I recently had an interview where you had to recursively go over a string, and if it contained an AB || BA || CD || DC, it had to be deleted from the array. You would recursively go over this as deleting the CD from ACDBB would give you an AB which you would then have to delete to return a B as a string.
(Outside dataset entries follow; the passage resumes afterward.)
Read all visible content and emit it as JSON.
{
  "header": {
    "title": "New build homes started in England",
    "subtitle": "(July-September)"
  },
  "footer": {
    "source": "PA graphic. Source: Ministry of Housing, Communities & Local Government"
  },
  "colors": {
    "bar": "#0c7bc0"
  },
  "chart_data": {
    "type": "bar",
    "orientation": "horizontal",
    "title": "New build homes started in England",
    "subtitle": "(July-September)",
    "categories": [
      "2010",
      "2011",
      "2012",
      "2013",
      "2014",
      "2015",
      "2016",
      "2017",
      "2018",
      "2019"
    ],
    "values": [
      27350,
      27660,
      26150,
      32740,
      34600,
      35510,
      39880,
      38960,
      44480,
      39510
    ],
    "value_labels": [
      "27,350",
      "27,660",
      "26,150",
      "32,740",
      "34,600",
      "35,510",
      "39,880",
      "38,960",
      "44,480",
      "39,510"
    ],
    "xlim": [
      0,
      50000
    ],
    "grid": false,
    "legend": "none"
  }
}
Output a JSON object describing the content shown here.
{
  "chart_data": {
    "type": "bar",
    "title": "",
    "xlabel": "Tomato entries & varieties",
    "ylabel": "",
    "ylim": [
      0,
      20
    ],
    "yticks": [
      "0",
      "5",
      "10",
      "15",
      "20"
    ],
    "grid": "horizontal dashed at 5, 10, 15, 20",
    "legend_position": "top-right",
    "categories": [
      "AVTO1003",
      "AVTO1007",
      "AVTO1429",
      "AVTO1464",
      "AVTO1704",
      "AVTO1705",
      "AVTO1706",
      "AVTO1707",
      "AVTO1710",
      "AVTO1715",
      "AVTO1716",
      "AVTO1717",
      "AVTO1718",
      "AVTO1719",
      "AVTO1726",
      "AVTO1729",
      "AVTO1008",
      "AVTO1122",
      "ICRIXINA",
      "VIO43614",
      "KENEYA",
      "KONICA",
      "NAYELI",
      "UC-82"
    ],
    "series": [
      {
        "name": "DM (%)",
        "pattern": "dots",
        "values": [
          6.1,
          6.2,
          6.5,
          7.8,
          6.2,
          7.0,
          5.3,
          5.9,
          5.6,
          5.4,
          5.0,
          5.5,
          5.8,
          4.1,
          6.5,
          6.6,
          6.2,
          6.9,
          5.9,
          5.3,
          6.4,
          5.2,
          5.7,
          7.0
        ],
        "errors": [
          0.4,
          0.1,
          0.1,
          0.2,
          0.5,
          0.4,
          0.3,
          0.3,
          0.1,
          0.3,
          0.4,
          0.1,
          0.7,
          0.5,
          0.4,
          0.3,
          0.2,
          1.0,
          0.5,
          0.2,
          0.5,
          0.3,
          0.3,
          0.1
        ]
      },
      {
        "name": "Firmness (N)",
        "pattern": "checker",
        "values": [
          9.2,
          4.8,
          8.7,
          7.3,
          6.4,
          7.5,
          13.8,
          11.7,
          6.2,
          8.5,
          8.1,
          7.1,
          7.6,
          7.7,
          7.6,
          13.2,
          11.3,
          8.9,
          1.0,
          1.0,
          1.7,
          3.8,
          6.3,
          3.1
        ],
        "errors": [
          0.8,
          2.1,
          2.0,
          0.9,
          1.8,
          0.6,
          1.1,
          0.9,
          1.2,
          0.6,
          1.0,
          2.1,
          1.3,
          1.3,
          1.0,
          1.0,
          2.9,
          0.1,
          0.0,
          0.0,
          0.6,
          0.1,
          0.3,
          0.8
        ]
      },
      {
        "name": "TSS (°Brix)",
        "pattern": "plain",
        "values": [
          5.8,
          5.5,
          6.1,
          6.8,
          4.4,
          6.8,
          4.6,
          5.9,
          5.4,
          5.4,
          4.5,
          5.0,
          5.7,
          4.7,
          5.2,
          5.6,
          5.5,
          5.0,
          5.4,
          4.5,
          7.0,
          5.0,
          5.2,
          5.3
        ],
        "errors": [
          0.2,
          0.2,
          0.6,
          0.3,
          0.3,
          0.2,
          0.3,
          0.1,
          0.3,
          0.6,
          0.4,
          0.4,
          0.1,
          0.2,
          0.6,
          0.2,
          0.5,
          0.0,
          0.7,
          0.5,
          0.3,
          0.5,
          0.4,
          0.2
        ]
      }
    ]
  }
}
This is what I have, and when I test it out, I see it comes up with the right answer deep in the loops, but it never populates back to the top.
What am I missing?
const LETTERS = [/AB/g, /BA/g, /CD/g, /DC/g];
const stringGame = (string) => {
let newString = '';
if(string.length <= 1) return string;
LETTERS.forEach(regExToCheck => {
if(string.match(regExToCheck)) {
newString = string.replace(regExToCheck, '')
}
stringGame(newString);
})
return newString
}
// Expect answer: CAACC
console.log(stringGame('ABDCABCABAAABCCCD'))
Move the recursion,
return the recursion, and
Add an essential condition to end recursion:
const LETTERS = [/AB/g, /BA/g, /CD/g, /DC/g];
const stringGame = (string) => {
let newString = '';
if (string.length <= 1) return string;
LETTERS.forEach(regExToCheck => {
if (string.match(regExToCheck)) {
newString = string.replace(regExToCheck, '')
}
})
// Moved, returned, and ended recursion
return ('' === newString) ? string : stringGame(newString);
}
// Expect answer: CAACC
console.log(stringGame('ABDCABCABAAABCCCD'))
When recursing the function, i.e., when executing the function within itself, the return'ed value of that execution needs to be used, typically return'ed:
return stringGame(newString);
...in order for it to bubble back up the levels of recursion.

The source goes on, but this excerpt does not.